如何使用Pymongo Aggregation查询此数据集?

时间:2015-11-10 22:01:16

标签: mongodb aggregation-framework

这是我第一次使用MongoDB聚合查询。我的数据集如下:

{ // doc 1
    "_id" : ObjectId("55f2481bc9b4cd1c0c198c9f"),
    "channels" : [ 
        "channel_3", 
        "channel_2", 
        "channel_1", 
        "channel_4"
    ],
    "msd" : 25,
    "uid" : "000012bb-2e5a-8bd3-d36a-fa037973e632"
}
{ // doc 2
    "_id" : ObjectId("55f2481bc9b4cd123452345f"),
    "channels" : [ 
        "channel_3", 
        "channel_4"
    ],
    "msd" : 50,
    "uid" : "000012bb-2e5a-8bd3-d36a-fa037973e632"
}
{ // doc 3
    "_id" : ObjectId("55f2481bc9b4cd1c0c198c9f"),
    "channels" : [  
        "channel_2"
    ],
    "msd" : 100,
    "uid" : "000012bb-2e5a-8bd3-d36a-fa037973e632"
}
{ // doc 4
    "_id" : ObjectId("55f2481bc9b4cd1c0c198c9f"),
    "channels" : [  
        "channel_2"
    ],
    "msd" : 80,
    "uid" : "000012bb-2e5a-8bd3-d36a-fa037973e632"
}

我已经构建了一个复合索引:

userlog.create_index([('uid', ASCENDING), ('channels', ASCENDING)])

现在,给定一个用户和一个频道数组,我想检索其中至少有一个频道位于查询频道中的msd的平均值。 例如,查询是:

{"uid" : "000012bb-2e5a-8bd3-d36a-fa037973e632", "channels" : ["channel_1", "channel_2"], }

doc 1的频道包含“channel_1”和“channel_2”,doc 3和4的频道包含“channels_2”。
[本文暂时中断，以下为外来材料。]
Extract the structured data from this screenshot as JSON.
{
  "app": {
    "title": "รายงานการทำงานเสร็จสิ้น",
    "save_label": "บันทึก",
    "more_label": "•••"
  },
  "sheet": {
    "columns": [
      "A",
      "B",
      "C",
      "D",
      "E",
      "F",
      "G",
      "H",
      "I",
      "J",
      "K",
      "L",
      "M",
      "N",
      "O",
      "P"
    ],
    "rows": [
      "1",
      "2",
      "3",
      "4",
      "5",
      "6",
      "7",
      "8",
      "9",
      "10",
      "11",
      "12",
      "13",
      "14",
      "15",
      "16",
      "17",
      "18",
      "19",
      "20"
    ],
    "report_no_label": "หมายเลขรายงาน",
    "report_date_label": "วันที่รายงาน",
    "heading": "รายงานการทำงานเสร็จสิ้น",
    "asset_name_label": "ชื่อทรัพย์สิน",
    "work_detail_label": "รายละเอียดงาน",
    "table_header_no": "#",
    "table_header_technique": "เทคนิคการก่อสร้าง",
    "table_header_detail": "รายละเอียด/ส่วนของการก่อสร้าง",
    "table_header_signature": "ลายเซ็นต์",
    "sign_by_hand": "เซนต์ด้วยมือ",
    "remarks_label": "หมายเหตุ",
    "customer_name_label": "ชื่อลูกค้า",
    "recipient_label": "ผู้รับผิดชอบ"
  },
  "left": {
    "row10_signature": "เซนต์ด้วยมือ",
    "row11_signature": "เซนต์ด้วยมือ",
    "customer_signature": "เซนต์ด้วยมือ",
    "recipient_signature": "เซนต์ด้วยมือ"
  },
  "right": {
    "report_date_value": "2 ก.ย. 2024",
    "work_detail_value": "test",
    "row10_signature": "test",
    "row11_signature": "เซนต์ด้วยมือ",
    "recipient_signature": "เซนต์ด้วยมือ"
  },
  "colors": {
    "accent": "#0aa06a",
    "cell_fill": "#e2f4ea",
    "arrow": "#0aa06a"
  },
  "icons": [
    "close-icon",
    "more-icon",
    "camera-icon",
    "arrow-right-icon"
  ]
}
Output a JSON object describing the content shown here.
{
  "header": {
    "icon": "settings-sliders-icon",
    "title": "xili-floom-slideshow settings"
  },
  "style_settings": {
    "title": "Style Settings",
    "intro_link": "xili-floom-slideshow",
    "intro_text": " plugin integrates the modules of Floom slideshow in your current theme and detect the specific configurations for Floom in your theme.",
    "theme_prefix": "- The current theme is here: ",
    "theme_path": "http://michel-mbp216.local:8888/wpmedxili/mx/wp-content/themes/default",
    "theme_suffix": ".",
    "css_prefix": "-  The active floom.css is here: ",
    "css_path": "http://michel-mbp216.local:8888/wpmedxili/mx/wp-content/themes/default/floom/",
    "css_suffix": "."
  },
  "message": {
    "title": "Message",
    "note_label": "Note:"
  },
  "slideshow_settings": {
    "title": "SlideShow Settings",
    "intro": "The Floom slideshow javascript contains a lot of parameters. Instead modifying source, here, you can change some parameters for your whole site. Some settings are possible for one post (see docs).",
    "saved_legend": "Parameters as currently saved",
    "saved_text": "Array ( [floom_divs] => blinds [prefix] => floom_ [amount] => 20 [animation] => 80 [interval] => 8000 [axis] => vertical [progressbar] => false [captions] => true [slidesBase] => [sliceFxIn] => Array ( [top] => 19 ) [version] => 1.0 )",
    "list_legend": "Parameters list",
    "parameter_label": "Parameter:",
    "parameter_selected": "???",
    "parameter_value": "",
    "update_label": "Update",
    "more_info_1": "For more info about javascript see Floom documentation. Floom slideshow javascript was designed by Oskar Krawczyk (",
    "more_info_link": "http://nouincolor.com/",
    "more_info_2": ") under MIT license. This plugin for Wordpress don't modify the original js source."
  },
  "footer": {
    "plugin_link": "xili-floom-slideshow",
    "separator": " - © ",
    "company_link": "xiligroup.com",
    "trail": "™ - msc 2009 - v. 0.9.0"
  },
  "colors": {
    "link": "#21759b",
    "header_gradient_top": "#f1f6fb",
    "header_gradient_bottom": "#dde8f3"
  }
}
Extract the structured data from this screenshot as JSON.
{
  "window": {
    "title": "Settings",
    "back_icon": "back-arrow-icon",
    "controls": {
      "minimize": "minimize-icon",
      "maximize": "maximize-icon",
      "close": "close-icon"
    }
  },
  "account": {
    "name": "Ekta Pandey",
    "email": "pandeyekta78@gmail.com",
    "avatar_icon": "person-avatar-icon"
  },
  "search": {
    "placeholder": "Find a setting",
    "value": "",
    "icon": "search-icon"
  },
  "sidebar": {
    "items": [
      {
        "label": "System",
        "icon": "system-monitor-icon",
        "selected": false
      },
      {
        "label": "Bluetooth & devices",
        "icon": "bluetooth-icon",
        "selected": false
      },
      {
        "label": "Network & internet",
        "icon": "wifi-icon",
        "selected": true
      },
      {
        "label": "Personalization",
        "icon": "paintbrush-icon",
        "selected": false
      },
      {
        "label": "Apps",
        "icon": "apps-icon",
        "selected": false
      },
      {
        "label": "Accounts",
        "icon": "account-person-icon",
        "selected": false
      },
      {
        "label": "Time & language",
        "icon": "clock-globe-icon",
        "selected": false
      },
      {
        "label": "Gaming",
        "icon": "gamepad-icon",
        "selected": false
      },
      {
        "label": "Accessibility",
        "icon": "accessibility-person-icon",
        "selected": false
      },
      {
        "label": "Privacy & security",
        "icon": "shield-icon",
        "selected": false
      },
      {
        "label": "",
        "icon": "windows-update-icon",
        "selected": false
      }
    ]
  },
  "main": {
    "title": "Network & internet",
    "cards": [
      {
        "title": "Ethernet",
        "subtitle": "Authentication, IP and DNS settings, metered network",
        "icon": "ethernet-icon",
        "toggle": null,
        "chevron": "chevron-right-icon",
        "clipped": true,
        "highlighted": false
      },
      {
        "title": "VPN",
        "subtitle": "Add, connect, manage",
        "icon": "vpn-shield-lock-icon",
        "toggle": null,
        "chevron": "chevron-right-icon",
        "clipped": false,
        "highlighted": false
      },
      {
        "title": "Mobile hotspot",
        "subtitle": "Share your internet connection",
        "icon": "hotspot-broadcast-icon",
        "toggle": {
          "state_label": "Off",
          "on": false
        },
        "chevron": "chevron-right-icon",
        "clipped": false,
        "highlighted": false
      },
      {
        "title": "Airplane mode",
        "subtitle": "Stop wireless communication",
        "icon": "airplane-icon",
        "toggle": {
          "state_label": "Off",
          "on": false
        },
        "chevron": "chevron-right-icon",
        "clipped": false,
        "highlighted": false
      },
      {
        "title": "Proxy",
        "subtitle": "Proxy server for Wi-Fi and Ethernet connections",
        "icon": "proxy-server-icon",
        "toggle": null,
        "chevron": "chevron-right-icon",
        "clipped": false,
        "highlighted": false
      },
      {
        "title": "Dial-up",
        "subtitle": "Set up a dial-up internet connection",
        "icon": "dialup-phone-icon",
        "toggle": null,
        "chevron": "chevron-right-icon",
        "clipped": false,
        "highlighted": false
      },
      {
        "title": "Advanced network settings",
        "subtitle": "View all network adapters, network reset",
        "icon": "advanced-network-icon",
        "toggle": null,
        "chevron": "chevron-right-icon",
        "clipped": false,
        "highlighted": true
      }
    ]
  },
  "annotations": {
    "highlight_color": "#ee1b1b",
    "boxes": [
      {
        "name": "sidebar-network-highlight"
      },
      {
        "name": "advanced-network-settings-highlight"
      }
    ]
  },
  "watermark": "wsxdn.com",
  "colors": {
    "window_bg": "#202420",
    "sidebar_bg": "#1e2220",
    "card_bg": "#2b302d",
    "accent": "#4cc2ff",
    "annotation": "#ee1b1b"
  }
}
所以预期的回报值是(25 + 100 + 80)/ 3 = 68.33

======================试用1 ==================== ===

CODE:

pipe=[ 
    {"$unwind":'$channels'},
    {"$match":{'uid':"000012bb-2e5a-8bd3-d36a-fa037973e632", 'channels':{'$in':channels}}},
    {"$group":{'_id': '$channels', 'averageMSD':{'$avg':'$msd'}}}
    ]

for res in db.aggregate(pipeline=pipe):
    print(res)

结果:

{'_id': 'channel_1', 'averageMSD': 25.0}
{'_id': 'channel_2', 'averageMSD': 68.33333333333333}

似乎“$ unwind”使得doc 1意外地被计算两次。另外,“$ unwind”非常慢。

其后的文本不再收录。